We need a proper national sports strategy

Editor, RE: “League title is ours to lose, says Rayon coach” (The New Times, May 9).

Friday, May 13, 2016
Rayon Sports coach Djuma Masudi gives instructions to his players on Wednesday at Kigali Regional Stadium. The blues thrashed Bugesera FC 4-0 to keep pressure on defending champion....

Editor,

RE: "League title is ours to lose, says Rayon coach” (The New Times, May 9).

I wonder if the level of development and technology goes hand in hand with the level of sports development in the country. However, I think that level doesn’t guarantee talented players in their respective fields.

Does being among "developing” countries prevent a nation from producing professional players?

Perhaps sports minister Julienne Uwacu should initiate a debate around this.

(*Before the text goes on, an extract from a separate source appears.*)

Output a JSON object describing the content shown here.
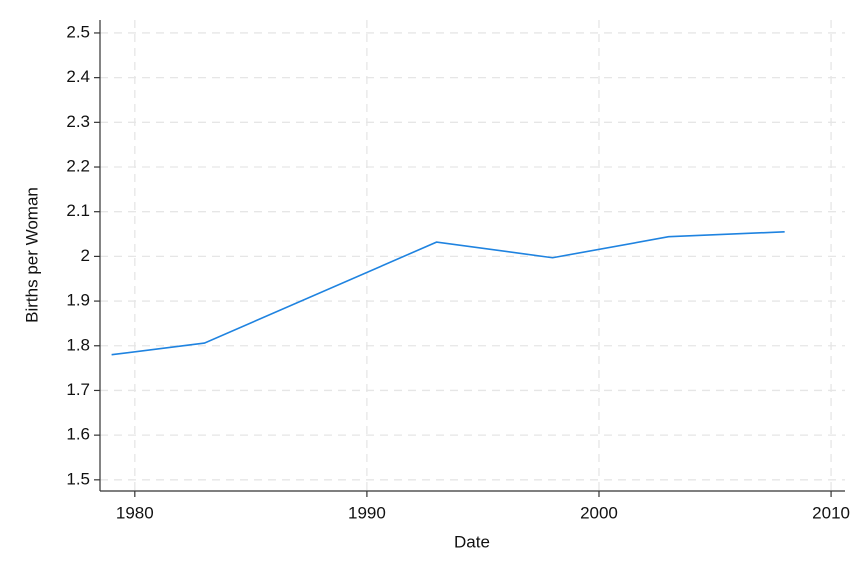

How do we engage our young population to take up sports as source of income?

Today, the highly paid people on the planet are players and musicians, and yet we still cannot put our time and energy into that. Sports is and should be the first source of employment if we invest into it heavily. Just think of players like Cristiano Ronaldo, Lionel Messi, Wayne Rooney and their income per week.

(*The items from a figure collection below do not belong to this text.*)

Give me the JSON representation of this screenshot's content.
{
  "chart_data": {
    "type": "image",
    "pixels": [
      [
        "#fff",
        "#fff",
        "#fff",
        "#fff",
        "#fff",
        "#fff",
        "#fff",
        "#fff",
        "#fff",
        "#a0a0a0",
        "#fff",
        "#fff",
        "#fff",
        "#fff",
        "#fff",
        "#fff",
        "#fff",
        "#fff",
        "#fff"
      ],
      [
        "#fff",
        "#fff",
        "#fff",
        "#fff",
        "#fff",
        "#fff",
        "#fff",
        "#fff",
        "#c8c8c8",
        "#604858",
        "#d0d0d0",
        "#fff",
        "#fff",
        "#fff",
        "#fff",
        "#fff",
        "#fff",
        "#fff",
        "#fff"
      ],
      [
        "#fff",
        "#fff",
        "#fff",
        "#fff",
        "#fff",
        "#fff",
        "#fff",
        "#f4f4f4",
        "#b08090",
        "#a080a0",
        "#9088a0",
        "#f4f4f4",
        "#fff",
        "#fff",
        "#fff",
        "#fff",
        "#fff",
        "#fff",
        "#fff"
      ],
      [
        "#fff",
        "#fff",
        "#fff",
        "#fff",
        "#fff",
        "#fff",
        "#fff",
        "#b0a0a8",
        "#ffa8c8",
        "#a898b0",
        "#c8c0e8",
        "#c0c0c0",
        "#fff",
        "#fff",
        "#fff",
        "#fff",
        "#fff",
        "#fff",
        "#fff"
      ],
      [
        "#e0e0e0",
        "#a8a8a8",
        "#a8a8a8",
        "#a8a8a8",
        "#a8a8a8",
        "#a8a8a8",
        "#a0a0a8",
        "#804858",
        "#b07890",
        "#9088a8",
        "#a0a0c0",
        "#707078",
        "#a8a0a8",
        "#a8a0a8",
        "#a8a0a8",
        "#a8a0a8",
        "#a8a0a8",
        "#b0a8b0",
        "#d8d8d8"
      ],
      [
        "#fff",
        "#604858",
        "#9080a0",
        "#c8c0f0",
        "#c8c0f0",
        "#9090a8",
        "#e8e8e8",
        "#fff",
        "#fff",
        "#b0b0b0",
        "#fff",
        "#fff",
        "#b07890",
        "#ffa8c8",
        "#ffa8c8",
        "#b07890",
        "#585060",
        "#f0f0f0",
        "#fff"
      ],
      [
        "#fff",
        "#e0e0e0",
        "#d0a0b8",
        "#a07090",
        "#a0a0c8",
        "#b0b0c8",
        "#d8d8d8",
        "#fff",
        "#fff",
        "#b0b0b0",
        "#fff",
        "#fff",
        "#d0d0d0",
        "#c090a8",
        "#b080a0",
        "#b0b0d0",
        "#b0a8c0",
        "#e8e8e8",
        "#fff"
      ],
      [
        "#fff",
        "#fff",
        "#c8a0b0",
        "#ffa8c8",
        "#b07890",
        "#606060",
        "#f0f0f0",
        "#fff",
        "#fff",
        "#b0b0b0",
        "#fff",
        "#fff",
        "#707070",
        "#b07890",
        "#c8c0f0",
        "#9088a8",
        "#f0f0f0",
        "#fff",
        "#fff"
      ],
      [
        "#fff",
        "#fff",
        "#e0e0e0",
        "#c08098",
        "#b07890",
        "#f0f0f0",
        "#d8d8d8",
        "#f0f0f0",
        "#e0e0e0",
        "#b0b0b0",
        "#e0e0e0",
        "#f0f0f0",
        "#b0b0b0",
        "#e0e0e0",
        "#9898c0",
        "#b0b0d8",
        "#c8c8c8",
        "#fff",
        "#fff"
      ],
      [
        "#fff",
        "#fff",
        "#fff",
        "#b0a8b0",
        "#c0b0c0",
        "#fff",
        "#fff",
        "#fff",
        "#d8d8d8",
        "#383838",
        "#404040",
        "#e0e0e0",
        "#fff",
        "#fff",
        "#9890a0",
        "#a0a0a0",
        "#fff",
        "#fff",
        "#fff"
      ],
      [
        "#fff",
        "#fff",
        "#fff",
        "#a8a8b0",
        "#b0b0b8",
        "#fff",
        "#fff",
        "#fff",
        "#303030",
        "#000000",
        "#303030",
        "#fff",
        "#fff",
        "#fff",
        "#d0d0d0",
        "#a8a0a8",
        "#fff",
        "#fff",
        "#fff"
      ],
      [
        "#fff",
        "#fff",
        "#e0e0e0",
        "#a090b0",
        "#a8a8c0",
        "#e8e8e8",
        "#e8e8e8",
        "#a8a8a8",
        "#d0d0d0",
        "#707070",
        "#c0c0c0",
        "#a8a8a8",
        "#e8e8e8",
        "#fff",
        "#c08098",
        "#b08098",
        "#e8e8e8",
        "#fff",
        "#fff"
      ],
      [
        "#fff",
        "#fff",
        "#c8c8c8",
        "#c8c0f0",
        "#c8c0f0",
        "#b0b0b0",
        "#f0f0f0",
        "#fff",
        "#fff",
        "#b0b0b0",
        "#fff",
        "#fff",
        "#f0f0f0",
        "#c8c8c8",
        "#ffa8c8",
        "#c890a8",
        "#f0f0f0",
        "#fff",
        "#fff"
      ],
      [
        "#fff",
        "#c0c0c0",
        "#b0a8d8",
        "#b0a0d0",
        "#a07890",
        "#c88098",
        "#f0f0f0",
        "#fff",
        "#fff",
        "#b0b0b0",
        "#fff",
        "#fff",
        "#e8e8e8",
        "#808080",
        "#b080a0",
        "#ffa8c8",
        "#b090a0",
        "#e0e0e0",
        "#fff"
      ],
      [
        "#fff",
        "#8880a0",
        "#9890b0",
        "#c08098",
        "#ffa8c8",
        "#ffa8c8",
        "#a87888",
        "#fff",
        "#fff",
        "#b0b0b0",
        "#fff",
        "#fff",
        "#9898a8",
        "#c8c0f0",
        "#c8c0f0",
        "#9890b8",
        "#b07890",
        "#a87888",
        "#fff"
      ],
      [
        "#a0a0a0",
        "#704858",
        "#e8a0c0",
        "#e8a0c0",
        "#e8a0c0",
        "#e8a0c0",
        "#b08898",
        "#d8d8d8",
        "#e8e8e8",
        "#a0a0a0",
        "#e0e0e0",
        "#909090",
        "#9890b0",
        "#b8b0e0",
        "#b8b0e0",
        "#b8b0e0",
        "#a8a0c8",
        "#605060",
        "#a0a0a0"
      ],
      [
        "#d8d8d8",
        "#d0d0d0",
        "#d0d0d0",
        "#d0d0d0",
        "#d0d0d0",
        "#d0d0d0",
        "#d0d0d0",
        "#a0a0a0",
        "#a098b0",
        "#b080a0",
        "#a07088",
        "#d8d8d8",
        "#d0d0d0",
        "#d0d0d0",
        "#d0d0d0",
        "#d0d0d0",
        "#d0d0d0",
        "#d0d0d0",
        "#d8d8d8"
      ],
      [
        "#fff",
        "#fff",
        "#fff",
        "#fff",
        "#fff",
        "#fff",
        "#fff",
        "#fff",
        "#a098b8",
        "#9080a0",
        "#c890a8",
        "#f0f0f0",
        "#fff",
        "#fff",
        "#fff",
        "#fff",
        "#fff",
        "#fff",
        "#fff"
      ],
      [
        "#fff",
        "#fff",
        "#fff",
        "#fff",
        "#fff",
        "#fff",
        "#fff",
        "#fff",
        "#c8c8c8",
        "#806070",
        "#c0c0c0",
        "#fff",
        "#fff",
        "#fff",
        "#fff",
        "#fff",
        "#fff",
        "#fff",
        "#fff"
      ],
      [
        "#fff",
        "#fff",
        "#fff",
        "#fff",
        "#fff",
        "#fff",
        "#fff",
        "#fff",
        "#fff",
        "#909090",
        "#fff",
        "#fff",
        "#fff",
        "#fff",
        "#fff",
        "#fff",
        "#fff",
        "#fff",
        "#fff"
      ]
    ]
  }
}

Football pays off. If we cannot produce the likes of Messi, why not try the likes of Mbwana Samatha? Those are players who earn $10,000 a week. Think of athletics, and the millions of money such people as Usain Bolt earn.

Why can’t we run?

And, is basketball that hard to produce Rwanda’s Dikebe Mutombo? Basketball remains the highest paying sports discipline in the US.

Food for thought: is it harder to produce at least 10 prominent ladies in the world of fashion? Rwanda can surely produce as many as Naomi Campbells as possible. Isn’t it lovely that one day the world’s most classic fashionistas spray a perfume named after a Rwandan name, say Umutoni?